A2) The big problem has historically been segregation of the copper and gallium in traditionally cast targets. This was a hot topic for those who stopped by the booth at the Society of Vacuum Coaters TechCon and checked out our full size CuGa display target. It is only natural to question if a display piece actually works well in a production sputtering process. In order to make this product work, we had to manufacture it using our proprietary hybrid consolidation technique.

Without giving away all the juicy details, I can tell you that it was a learning experience and that there were some setup issues that led to improved applied power settings. Our customers have been pleased with the results of our CuGa targets, although the fine tuning is proprietary to them and we cannot share their learnings. Now we have a much better understanding of the maximum power we can use for this type of target. That's why it was so important to work with an equipment supplier.

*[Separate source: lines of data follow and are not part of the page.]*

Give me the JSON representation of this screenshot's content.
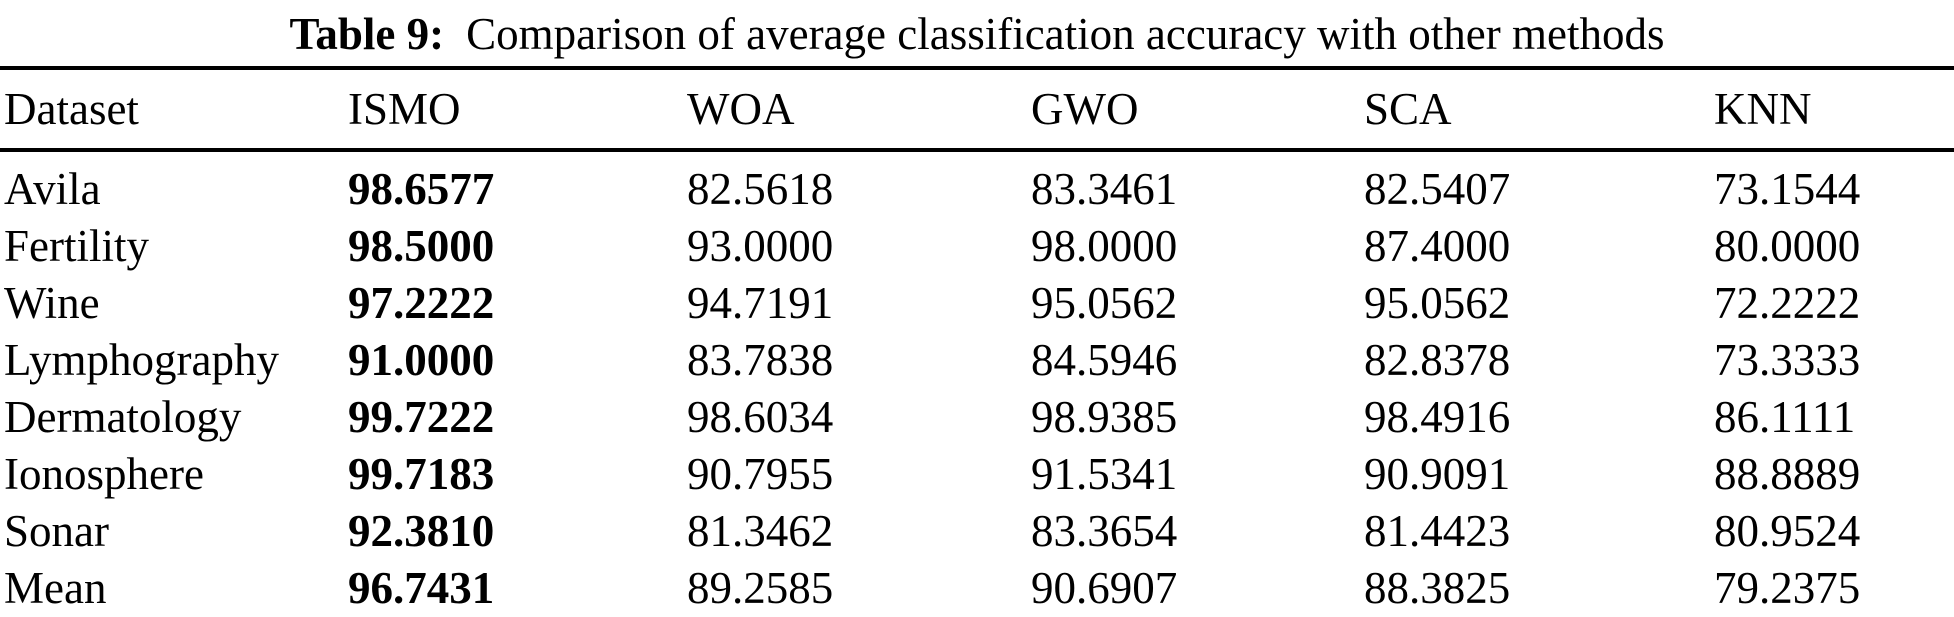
{
  "title": {
    "label": "Table 9:",
    "text": "Comparison of average classification accuracy with other methods"
  },
  "table": {
    "columns": [
      "Dataset",
      "ISMO",
      "WOA",
      "GWO",
      "SCA",
      "KNN"
    ],
    "bold_column": "ISMO",
    "rows": [
      {
        "dataset": "Avila",
        "values": [
          "98.6577",
          "82.5618",
          "83.3461",
          "82.5407",
          "73.1544"
        ]
      },
      {
        "dataset": "Fertility",
        "values": [
          "98.5000",
          "93.0000",
          "98.0000",
          "87.4000",
          "80.0000"
        ]
      },
      {
        "dataset": "Wine",
        "values": [
          "97.2222",
          "94.7191",
          "95.0562",
          "95.0562",
          "72.2222"
        ]
      },
      {
        "dataset": "Lymphography",
        "values": [
          "91.0000",
          "83.7838",
          "84.5946",
          "82.8378",
          "73.3333"
        ]
      },
      {
        "dataset": "Dermatology",
        "values": [
          "99.7222",
          "98.6034",
          "98.9385",
          "98.4916",
          "86.1111"
        ]
      },
      {
        "dataset": "Ionosphere",
        "values": [
          "99.7183",
          "90.7955",
          "91.5341",
          "90.9091",
          "88.8889"
        ]
      },
      {
        "dataset": "Sonar",
        "values": [
          "92.3810",
          "81.3462",
          "83.3654",
          "81.4423",
          "80.9524"
        ]
      },
      {
        "dataset": "Mean",
        "values": [
          "96.7431",
          "89.2585",
          "90.6907",
          "88.3825",
          "79.2375"
        ]
      }
    ]
  },
  "colors": {
    "background": "#ffffff",
    "text": "#000000",
    "rule": "#000000"
  }
}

One thing that is obvious from looking at the spent target is the lack of an erosion groove from magnet dwell - a nice feature of the magnetron that was used. The spent target is on display in my boss’ office. It serves as a reminder of the time we spent with the Angstrom Science guys sputtering the target, gathering data, and learning from the team.

This year’s Society of Vacuum Coaters Technical Conference was certainly as focused on vacuum deposition as it has been over the years, but we were delighted by the new emphasis placed on solar cell fabrication. As I mentioned before , one of our key topics was thermal evaporation material - although we also presented on the topics of nano-bonding sputtering targets and the availability of indium and gallium. Along with these topics, the audience was treated to themes of cell fabrication, increasing solar cell efficiency, and roll-to-roll processing.

At the show, we had a chance to discuss new ideas with many of our existing and potential customers. Improved throughput and eliminating alloy segregation were hot topics at the Indium booth. Many customers wanted to learn more about CIGS materials like indium forms for evaporation, or full-size Cu-Ga, CIG, & In rotary targets for magnetron sputtering.

2011 raised the bar for the Society of Vacuum Coaters Tech Convention, I can’t wait for the 2012 event to top it!